New Book on Medical History; Society Member Published in Journal of Military History

Today is a “news day” at Of Ships and Surgeons.

Perhaps you’ve already read of the 8 September UK release of The Oxford Handbook of the History of Medicine; it is scheduled for publication in the US on 1 November. The book’s available now at for $150. (If you purchase using the link, the Society will benefit with a small commission).

Oxford's New History of Medicine

A perusal of the Table of Contents reveals that the Handbook views medical history through three separate historical lenses. First is the traditional “Historical Periods” section, with chapters running from the Graeco-Roman World through the Enlightenment to Contemporary History. A little more modern perspective is reflected in the second section “Places and Traditions”. This looks at health care history from a regional standpoint reaching from China through Eastern Europe including Russia to Sub-Saharan Africa to New Zealand and Australia. Finally, in a thoroughly “new era” historical mode, “Themes and Methods” features chapters on such topics as Political Economy and Health Care, Health and Sexuality, and Medical Film and Television.

Consider this: military / naval medicine does not make the cut, at least with a chapter title to call its own.

As might be expected from an Oxford publication, the Handbook–edited by Professor Mark Jackson, Director of the Centre for Medical History at the UK’s University of Exeter–features authors mostly from UK institutions, though the occasional Canadian, New Zealander and American does appear in the list of contributors. Scholars putatively from Iranian and Indian traditions–faculty at UK institutions–also find their way into the book.

Notable, I think, in this era of globalization, is the absence of contributors from Chinese, Arab, or Spanish/Latin American academia, given that these locales / traditions are represented by chapters in the book.

I’ve not yet seen any reviews, but once published, I’ll try to remember to let you know.

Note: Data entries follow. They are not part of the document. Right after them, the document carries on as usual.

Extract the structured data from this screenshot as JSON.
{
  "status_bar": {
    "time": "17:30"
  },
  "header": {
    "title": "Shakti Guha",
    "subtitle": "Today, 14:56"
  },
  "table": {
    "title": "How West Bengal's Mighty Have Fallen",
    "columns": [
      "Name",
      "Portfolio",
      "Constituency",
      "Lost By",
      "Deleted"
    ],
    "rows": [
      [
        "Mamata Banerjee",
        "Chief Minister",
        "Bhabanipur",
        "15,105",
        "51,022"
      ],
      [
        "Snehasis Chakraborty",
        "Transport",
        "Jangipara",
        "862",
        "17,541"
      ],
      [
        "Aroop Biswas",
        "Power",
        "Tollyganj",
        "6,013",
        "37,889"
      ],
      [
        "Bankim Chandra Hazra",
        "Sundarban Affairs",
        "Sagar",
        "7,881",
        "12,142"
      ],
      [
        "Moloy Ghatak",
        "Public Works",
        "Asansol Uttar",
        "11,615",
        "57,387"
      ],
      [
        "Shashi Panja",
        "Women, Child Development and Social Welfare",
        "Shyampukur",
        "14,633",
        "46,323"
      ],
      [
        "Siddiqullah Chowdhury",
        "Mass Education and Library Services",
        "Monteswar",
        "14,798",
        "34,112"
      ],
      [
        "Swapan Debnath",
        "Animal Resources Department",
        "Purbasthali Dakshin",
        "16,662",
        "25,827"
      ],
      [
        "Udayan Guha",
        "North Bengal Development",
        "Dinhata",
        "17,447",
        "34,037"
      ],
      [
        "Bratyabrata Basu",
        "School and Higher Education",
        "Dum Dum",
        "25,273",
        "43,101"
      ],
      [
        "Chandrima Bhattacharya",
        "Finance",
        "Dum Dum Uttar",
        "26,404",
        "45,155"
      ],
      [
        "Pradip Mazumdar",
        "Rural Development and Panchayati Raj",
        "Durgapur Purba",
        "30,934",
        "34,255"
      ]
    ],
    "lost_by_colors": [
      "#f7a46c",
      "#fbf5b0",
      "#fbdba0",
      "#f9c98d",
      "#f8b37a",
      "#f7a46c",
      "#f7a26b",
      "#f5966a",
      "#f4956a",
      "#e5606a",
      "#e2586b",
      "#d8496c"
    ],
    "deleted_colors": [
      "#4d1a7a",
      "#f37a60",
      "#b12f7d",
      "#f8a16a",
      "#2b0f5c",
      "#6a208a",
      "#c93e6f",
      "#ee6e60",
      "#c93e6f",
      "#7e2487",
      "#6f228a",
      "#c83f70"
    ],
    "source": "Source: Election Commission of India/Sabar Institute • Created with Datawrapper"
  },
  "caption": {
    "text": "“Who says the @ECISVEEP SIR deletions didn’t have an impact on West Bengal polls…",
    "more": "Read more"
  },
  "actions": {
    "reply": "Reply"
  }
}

On another note, Professor Harry Langley writes to report that Society member William P McEvoy, a graduate student at the Kansas State University, has an article–Experiences at Sea: A Navy Doctor at War–published in the newest number of the Journal of Military History. That journal has not yet made it to these California shores, but once received, I hope to have Mac’s permission to highlight and possibly excerpt the article in a posting here. Congratulations to William McEvoy!